What are Risk Weighted Assets
Why do banks have to hold equity?
23 May 2019
Equity is a prerequisite for a safe and sound banking sector. This is because banks take risks and can suffer losses if those risks materialize. In order to be on the safe side and to protect the deposits of their customers, banks must be able to absorb such losses and to survive even in difficult times. Bank equity is used for this.
But how much should a bank's equity be? That depends on the risks she's taking. The greater the risks, the more equity the bank needs. It is therefore very important that banks continuously assess existing risks and potential losses. These assessments are being critically examined by the banking supervisory authority. The supervisor is responsible for overseeing the financial health of banks, with capital adequacy reviews playing an important role.
What exactly is bank equity? How does it ensure safe banks in the long term? And how high does the equity capital of banks have to be?
What is Equity?
Put simply, equity is the money a bank has received from its shareholders and other investors. This also includes undistributed profits. So if a bank wants to increase its equity base, it can do so, for example, by issuing additional shares or by retaining profits instead of distributing them to shareholders in the form of dividends.

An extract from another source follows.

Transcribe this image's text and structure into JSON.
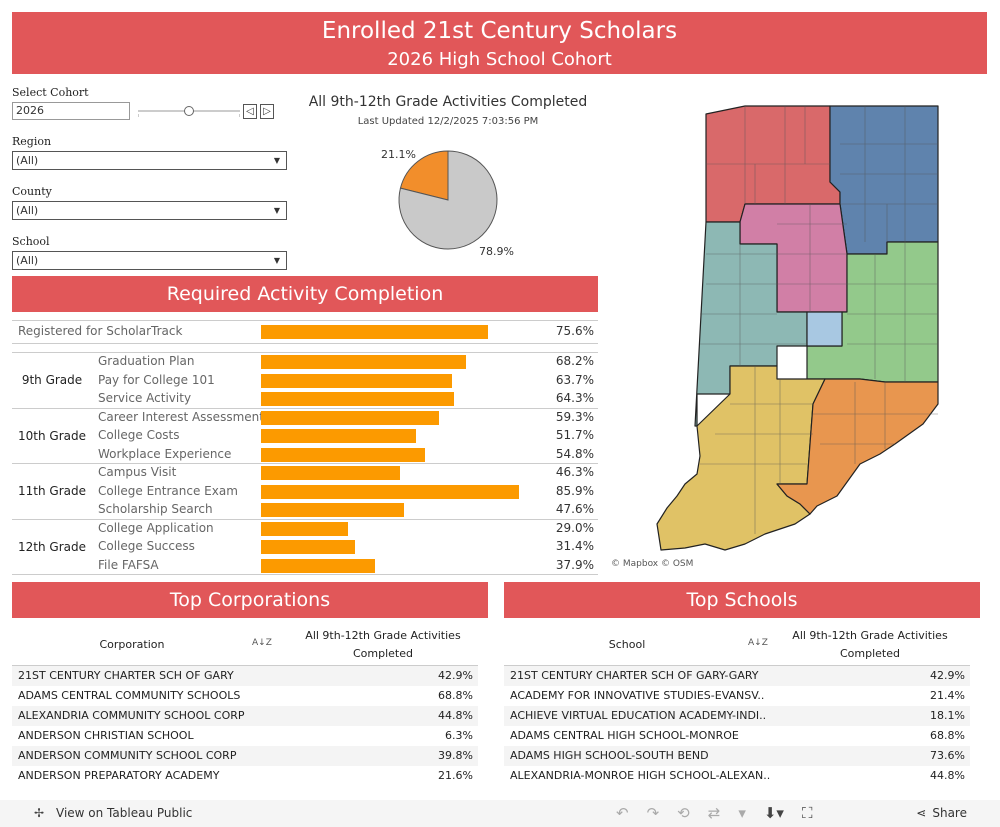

Overall, every bank has two sources of funding, namely equity and debt. Debt is the money that the bank has borrowed from its lenders and must repay. Debt capital includes, but is not limited to, customer deposits, debt securities issued, and bank loans.
The funds from these two sources are used by the bank in a variety of ways, for example to extend loans to customers or to make other investments. Together with the cash on hand, these loans and other investments constitute the bank's assets.
How does equity ensure safe banks in the long term?
Equity acts like a financial cushion against losses. For example, if numerous borrowers are suddenly unable to repay their loans or if some of the bank's investments lose value, the bank will suffer a loss. Without an equity cushion, it could even face bankruptcy. However, if the bank has a solid capital base, it will use this to absorb the loss, continue its business and be there for its customers.
How much equity do banks have to hold?
In the context of European banking supervision, the capital requirements for a bank consist of three main elements:
- the minimum capital requirements (pillar 1 requirements),
- an additional capital requirement (pillar 2 requirement)
- and the capital buffer requirements.
First, all banks that are subject to European banking supervision must comply with European legislation that sets the minimum capital requirement (Pillar 1 requirement) at 8% of the bank's risk-weighted assets. But what are risk-weighted assets? It is the total assets of a bank, multiplied by their respective risk factors (risk weights). The risk factors provide information about how risky an asset is. The less risky an asset is, the lower its risk-weighted amount and the less equity a bank needs to hold to cover the risk associated with the asset. For example, a mortgage loan secured by an apartment or house is less risky than an unsecured loan and therefore has a lower risk factor. As a result, the bank has to hold less equity for such a mortgage loan than for an unsecured loan.
Second, there is the additional capital requirement set by supervisors (Pillar 2 requirement). This is where European banking supervision comes into play. Supervisors of the ECB and the supervisory authorities of the participating countries take a close look at individual banks and assess the risks to which they are exposed. This takes place as part of an annual supervisory review and evaluation process (SREP). If the supervisors come to the conclusion that a bank's risks are not adequately covered by the minimum capital requirements, they will be asked to hold additional equity capital.
Both the minimum and the additional capital requirements are binding and non-compliance has legal consequences. These depend on how serious the violation is. For example, the regulator can ask the bank to develop a plan that illustrates how the capital requirements will be met again in the future. In the event of a very serious breach, the bank can lose its authorization.
According to the third capital requirement, banks must have additional buffers for different purposes (for general capital maintenance and for protection against cyclical and non-cyclical systemic risks).
In addition to these three types of capital requirements, the supervisors expect the banks to hold a certain amount of capital for periods of stress (Pillar 2 recommendations).
Banks should determine for themselves how much equity they need in addition to the amounts required by supervisory and regulatory authorities in order to pursue their business models on a sustainable basis.